Bonjour Tristesse
Ano XI – Julho/1964 – Número 128
Ele sempre é Pai. Tirando-nos o prazer da convivência daqueles olhos mansos e repousados, donos do presente, outros olhos também diferentes das demais. Olhos abismais e tristes. Olhos que ficaram em mim como se eu os fotografasse: cor, forma, expressão. Olhos que contam o que lhe vai no coração. A pessoa dona de tais olhos, nunca poderá esconder que se passa em sua alma – seus olhos, como dois cristais finos, mostram o que sente o coração. O coração teima em querer esconder a ternura, a bondade, o amor em abundância que seu ser possui, mas suas virtudes são derramadas e reveladas por seus olhos.
Existem os olhos que ordenam, os que suplicam, os que contêm vulcões. Outros música e calma, luminosos ou sombrios. Os olhos dos quais me ocupo agora, possuem um misto de ternura, amor, tristeza, poesia, ausência. Olhos tristes, como os admiro. Ele tem o encanto irresistível de chamado e promessas dos mundos desconhecidos. Estão sempre calmos, carinhosos e acolhedores, mornos e atraentes. Olhos cheios de uma tristeza desconhecida, que vivem concentrados em si mesmo no esforço de nada revelar e que, paradoxalmente, tudo revelam.

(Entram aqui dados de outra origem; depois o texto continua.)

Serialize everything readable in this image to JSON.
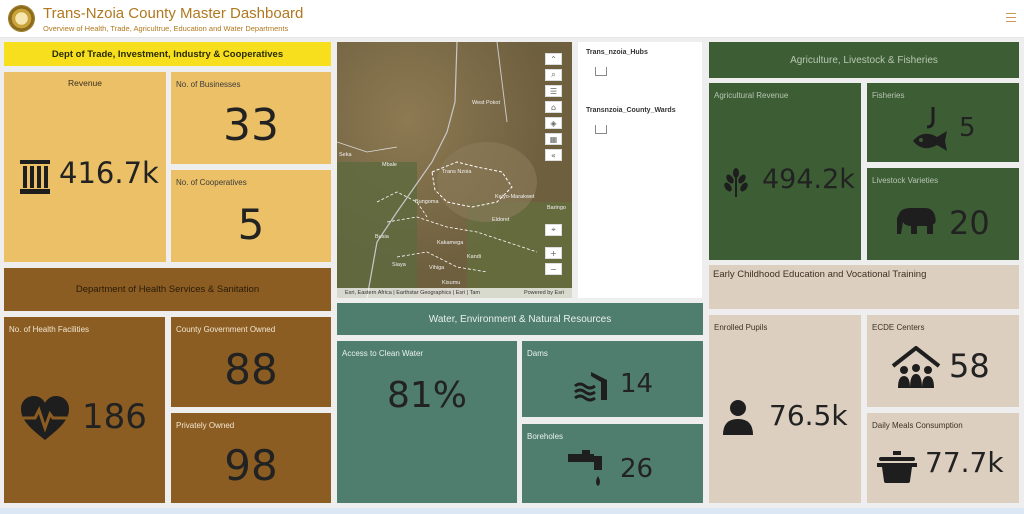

Encontramos (eu e meus familiares) – esse par de olhos, numa tarde triste de março… E até hoje o carregamos, mesmo longe – como agora – quando escrevo estas linhas (11-7-64), ao lembrá-los, parece que os vejo em toda a sua grandeza robusta. Há dias, em que esses olhos tomam um tom úmido de fim de tarde e se tornam mais puros, tão puros – Deus!
Como se não vivessem num mundo tão mau, como se nós não estivéssemos peregrinando por este vasto mundo sem paz. Bem sabemos que as injustiças, o fracasso de todos os sonhos melhores da humanidade, a inquietação eterna da hora presente, toda essa mistura, que é a vida, atinge profundamente a alma de cada um de nós. Poucos são os que, apesar de tudo conseguem conservar, nesta vida tão cheia de maldade, olhos assim, um manancial de lealdade, amizade boa, presença esperada, bondade, tranqüilidade e dedicação.
Como os primeiros olhos, nesta coluna, focalizados, estes, são uma benção, uma graça do céu. Seguirei pela vida, carregando comigo, a presença desses olhos – um par de olhos castanhos. Compreendo que a vida pode acumular injustiças, dor, porém nunca poderá destruir a bondade, o amor se estes vivem realmente num coração. Olhos tristes, juntamente com aqueles outros, olhos mansos e repousados que partiam, e os de meus pais, seguram e aquecem minha alma na hora que passa.